I am learning Python 3.8 and trying to extract a specific portion of an HTML source document.
The HTML contains two lines that start with a keyword, followed by a value in double quotes:
keyword: "http://www.somesite.com/sample.txt"
What I need to extract is just the value between quotes if it follows the first instance of the keyword, so the output should be http://www.somesite.com/sample.txt.
In my code so far, I am trying to do so with a regex match, but it is not matching anything:
import re
import bs4
import pyperclip
import requests
def get_value(url):
res = requests.get(url)
res.raise_for_status()
regex = re.compile("file: \"(http[^\s\"]+\.txt)\"")
soup = bs4.BeautifulSoup(res.text, 'html.parser')
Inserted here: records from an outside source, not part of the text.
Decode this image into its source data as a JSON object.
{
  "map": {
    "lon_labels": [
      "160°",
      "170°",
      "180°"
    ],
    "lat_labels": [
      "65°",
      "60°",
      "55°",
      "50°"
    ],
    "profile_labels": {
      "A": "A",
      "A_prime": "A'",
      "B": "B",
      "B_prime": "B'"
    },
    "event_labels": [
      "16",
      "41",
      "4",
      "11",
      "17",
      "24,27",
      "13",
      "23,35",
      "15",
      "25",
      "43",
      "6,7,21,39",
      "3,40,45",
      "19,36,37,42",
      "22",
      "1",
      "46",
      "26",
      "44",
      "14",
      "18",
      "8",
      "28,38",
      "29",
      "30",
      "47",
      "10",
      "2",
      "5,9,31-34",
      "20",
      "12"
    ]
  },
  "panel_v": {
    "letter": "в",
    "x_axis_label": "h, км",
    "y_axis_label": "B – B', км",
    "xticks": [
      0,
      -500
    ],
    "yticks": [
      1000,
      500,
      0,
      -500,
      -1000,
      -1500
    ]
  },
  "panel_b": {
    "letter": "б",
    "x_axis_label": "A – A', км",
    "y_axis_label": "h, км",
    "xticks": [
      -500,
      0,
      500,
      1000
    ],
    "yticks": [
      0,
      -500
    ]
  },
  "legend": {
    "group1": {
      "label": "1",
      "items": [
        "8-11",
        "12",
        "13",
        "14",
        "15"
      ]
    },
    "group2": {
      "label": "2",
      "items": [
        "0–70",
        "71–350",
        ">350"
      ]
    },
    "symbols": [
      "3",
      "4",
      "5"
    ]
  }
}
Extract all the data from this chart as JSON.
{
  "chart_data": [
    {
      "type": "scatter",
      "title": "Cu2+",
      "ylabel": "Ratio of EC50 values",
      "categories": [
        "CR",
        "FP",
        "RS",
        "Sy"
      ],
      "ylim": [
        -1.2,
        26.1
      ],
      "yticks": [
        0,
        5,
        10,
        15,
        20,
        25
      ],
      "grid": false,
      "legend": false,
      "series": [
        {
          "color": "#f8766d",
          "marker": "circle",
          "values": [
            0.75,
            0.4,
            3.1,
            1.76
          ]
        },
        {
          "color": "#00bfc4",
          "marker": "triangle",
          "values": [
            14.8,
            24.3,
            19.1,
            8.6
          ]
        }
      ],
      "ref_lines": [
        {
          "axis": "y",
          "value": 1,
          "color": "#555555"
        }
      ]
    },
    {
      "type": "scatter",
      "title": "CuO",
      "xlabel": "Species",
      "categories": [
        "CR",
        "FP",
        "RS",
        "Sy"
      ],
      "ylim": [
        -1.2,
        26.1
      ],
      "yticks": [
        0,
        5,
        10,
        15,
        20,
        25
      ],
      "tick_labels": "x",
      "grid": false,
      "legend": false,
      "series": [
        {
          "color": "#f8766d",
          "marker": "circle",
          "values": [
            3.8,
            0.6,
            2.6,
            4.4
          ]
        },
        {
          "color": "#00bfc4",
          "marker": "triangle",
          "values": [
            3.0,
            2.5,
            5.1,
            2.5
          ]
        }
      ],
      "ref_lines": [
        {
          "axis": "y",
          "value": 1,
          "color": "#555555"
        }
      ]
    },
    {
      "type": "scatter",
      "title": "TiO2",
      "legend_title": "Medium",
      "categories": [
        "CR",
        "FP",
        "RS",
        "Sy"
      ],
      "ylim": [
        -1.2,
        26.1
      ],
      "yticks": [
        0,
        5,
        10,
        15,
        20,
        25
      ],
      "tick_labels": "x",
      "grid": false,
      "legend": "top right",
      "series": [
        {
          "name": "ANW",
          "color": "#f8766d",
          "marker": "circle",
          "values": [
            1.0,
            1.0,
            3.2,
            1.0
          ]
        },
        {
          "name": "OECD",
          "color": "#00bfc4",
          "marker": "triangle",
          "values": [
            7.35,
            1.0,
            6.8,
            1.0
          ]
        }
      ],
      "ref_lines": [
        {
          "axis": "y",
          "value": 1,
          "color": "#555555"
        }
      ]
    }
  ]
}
return regex.search(soup.text).group().replace('file: "', '').replace('"', '')
# Print the URL from the clipboard
print(pyperclip.paste())
# Call get_value to return the required value between double quotes after file:
my_value = get_value(pyperclip.paste())
# Copy the final value to the clipboard
pyperclip.copy(my_value)
I get the following Python error: AttributeError: 'NoneType' object has no attribute 'group' when executing that.
I am not very familiar with regex but also believe there is a better way to extract this data as Stack Overflow's own RegEx Wiki suggests not using regex on HTML.